On vaccines, where in our hyperconnected world variants and new strains know no national boundaries, there was recognition that no country has truly controlled the pandemic until all countries have done so. The international COVAX vaccine-sharing initiative was front and centre in shaping the way forward for developing countries. The U.S. committed to leading a further global funding round for this collective initiative. Among G7 donors, Canada unfortunately stands out for indicating it will take 1.9 million doses from this COVAX facility.
On pandemic relief, the cornerstone was agreement on a new US$650-billion allocation of Special Drawing Rights, the IMF’s reserve asset, to help poor countries mitigate the shock of the pandemic, as well as begin the adjustment to the low carbon future.
On tackling climate change, which was a no-go zone for the U.S. under Mr. Trump, U.S. Special Presidential Envoy for Climate, John Kerry, set a new and urgent American tone, declaring: “The world is way behind. If you believe it’s an existential challenge, and I believe for many people it is, we are not behaving that way as a world. We’ve got to pull our act together.”
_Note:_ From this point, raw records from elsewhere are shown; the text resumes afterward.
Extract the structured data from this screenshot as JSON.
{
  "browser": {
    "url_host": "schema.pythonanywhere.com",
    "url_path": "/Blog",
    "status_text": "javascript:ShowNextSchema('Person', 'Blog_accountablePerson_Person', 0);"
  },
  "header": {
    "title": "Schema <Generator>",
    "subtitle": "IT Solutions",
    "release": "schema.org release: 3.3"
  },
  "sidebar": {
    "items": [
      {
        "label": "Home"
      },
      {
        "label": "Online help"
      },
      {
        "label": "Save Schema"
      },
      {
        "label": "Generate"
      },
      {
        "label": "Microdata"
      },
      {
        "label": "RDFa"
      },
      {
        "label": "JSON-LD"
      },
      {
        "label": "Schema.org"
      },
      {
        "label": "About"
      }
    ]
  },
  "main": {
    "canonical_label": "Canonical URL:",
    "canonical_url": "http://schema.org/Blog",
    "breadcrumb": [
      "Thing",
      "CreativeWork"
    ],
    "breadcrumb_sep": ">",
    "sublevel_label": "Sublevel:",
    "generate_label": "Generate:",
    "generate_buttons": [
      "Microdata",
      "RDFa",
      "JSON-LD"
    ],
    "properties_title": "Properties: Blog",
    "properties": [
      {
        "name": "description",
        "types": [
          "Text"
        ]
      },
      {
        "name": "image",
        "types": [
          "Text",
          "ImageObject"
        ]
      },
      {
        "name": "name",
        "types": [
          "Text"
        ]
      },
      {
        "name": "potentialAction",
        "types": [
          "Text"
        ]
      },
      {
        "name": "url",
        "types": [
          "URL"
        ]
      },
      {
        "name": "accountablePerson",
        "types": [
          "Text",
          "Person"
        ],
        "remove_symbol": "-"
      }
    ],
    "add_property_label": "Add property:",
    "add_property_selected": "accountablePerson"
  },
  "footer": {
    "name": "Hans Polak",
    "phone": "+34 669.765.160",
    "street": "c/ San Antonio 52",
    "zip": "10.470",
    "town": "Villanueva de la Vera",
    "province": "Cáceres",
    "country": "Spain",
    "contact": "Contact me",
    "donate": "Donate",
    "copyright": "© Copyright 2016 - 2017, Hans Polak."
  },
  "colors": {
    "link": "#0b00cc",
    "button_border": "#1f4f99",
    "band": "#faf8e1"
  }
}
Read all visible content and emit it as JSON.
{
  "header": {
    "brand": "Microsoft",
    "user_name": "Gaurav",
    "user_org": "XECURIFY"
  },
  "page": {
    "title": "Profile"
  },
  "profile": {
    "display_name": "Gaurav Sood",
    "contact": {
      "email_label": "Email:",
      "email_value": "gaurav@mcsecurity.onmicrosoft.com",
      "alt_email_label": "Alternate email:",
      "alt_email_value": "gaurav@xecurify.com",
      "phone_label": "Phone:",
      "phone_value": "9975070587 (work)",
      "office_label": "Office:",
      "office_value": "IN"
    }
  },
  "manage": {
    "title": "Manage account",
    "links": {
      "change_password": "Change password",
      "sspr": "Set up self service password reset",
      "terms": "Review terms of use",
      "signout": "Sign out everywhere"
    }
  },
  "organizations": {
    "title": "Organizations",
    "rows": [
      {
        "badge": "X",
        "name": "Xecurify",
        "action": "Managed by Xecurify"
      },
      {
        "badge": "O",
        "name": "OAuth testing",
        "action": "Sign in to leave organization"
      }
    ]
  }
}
Mr. Kerry stressed the need for interim 2030 milestones if we are to really get to a carbon neutral world by 2050, adding that coal-fired power plants have to be gone and calling out China for an unwillingness to reduce their emissions before 2030, putting the global 2050 target at risk. The G20 finance ministers and central bank governors echoed Mr. Kerry’s words in their communiqué.
On corporate tax co-operation, the U.S. proposal for a global minimum corporate tax was presented as a way to avoid a race to the bottom as multinationals aggressively shift profits around the world to minimize their taxes.
There is also a strong element of national self-interest in the proposal as the Biden administration attempts to raise U.S. corporate taxes. What seems clear is that backing by the European Union and Britain for such an approach would entail agreement by the U.S. on digital taxation of tech giants’ global profits. It would also be contingent on a minimum corporate tax rate that is below both the average level among major industrialized countries and the proposed U.S. rate. It will be interesting within the G20 to judge the Chinese reaction to such international rule setting.
The “macroeconomic tone” has also changed at these meetings. There is no longer talk of unlimited fiscal firepower with near-zero interest rates, but rather a growing concern about excessive leverage in both the both public and private sectors. Inflation risks were played down, but interest rates will begin to rise in the U.S. as growth picks up and unemployment falls, affecting everyone everywhere. Macro-prudential policies to rein in some of the moral hazard risks of excessively low interest rates, especially in housing markets, were put on the policy table by the IMF. And there was a view that continuing policy support has to be much more targeted to those sectors and groups that have been most scarred by the pandemic.
Historian and philosopher Yuval Noah Harari has said crises such as the pandemic “fast-forward historical processes.” We are at a critical moment, where promise and danger may collide. The good news is global co-operation is back on the agenda, supported by experienced American leadership. The challenge is we all have to up our game to meet the danger and seize the promise. It is a challenge a middle power like Canada, committed to multilateral co-operation, should embrace by forging strong ties with like-minded countries.
Kevin Lynch was clerk of the Privy Council and served as executive director for the Canadian, Irish and Caribbean constituency at the International Monetary Fund.
Paul Deegan is CEO of Deegan Public Strategies and was deputy executive director of the National Economic Council in the Clinton White House.